The European Union’s plan to grant banks concessions from global standards may encourage President-elect Donald Trump to follow through on his pledge to roll back regulations in the US.

The EU’s executive arm blunted a number of international rules on capital, leverage and liquidity in draft legislation introduced last week, arguing that the alterations were needed to promote growth and jobs. Trump’s advisers are using the same logic to justify a plan to scrap the Dodd-Frank Act, the centrepiece of the US response to the financial crisis.

One such EU change with the potential to spur a US policy shift is a cut in the amount of capital banks need for derivatives they handle for clients that are settled at third-party clearing houses. The EU has taken the lead in softening the rule, potentially saving its banks billions of dollars and putting pressure on the US and the Basel Committee on Banking Supervision to follow suit or risk fracturing the global financial framework.

“Our markets are global, and it’s critical that the Basel Committee and other international and national regulators take similar action,” said Walt Lukken, president of FIA, a trade group that represents banks, brokers and high-speed traders active in derivatives markets around the world.

After years of ratcheting up regulatory requirements for banks, the EU’s sweeping legislative proposals underscore policymakers’ increased willingness to respond to industry concerns that post-crisis rules have overreached and threaten to harm the economy. This argument is especially potent in Europe, where companies rely on banks for most of their financing.

Trust-based cooperation

When asked last week about Trump’s potential to disrupt the global banking framework, Valdis Dombrovskis, the EU’s financial-services chief, said Europe is implementing the rules and expects other countries, including the US, to do the same. Andreas Dombret, a member of the Bundesbank Executive Board, echoed those sentiments on Monday.

“I very much hope that the new US administration will continue the trust-based cooperation in the Basel Committee,” Dombret said in an opinion piece published in French business daily Les Echos.
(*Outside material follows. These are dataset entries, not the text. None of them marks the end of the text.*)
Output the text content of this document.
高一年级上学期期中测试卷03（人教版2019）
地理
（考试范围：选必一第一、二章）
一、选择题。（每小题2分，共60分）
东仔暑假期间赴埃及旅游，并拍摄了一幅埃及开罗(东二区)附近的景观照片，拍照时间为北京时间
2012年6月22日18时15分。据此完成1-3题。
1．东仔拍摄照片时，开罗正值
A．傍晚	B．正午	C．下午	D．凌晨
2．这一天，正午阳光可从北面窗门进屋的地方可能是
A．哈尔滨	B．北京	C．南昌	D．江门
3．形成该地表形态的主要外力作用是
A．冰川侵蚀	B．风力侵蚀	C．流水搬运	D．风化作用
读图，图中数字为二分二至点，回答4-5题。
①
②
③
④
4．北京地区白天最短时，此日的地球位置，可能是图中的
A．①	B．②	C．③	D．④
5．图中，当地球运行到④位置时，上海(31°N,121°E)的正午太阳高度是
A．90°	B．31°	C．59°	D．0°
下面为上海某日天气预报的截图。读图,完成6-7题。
Countries don’t have to translate international rules word-for-word into national law, however. The EU took the opportunity to tailor the rules to the “specificities of the European banking sector,” as Dombrovskis put it.

Anthony Scaramucci, founder of SkyBridge Capital and a Trump adviser, made a similar case last week for easing US regulation to boost the economy.

“We’re over-regulating the society to try to prevent a systemic crisis,” Scaramucci said. “When you over-regulate a society, what you do is you slow down the growth and you slow down the opportunity.”

The EU’s proposal on derivatives deviates from a Basel Committee standard on bank leverage that forces derivatives dealers to include collateral they receive from clients when adding up their total exposure to assets, meaning banks must have more capital to handle the trades.

The FIA, along with executives from the world’s biggest clearing houses, including those owned by CME Group Inc. and London Stock Exchange Group Plc, have lobbied for years that the rule punishes banks for accepting collateral from clients for futures and other derivatives. The FIA represents banks such as Goldman Sachs Group Inc., Barclays Plc and Credit Suisse Group AG.

While the Basel Committee and US regulators have been weighing a change, neither has so far moved forward. The Bank of England and the US. Commodity Futures Trading Commission Chairman Timothy Massad have publicly called for regulators to alter the Basel Committee standard, while Thomas Hoenig, Vice-Chairman of the Federal Deposit Insurance Corp., has opposed such a move.

The EU also wants to ease international standards mandating that lenders have stable funding to weather future downturns. Its proposal puts the standard in place, but seeks to avoid harming derivatives and short-term funding markets that the industry has said could otherwise see costs spiral.

Risk-hedging tools

The European Commission, the EU’s executive arm, said its proposal was designed “not to hinder the good functioning of EU financial markets and the provision of risk-hedging tools to credit institutions and end users.”

As written by the Basel Committee, the stable-funding rule for derivatives would lead to an additional annual cost of as much as €15 billion and would damage the ability of banks to trade with clients, according to industry groups.

When the US. Federal Reserve proposed its version of the stable-funding rule, it asked for industry feedback about whether to make similar changes to how much money banks need for derivatives. The Fed hasn’t completed the rule yet.

The EU also decided to phase in Basel standards on market risk over three years, which drew praise from the industry. The US is yet to adopt the rules.

“Following Europe’s proposals, we would encourage other regulators to adopt similar phase-in approaches in order to achieve global consensus on timing,” says Mark Gheerbrant, head of risk and capital at the International Swaps and Derivatives Association.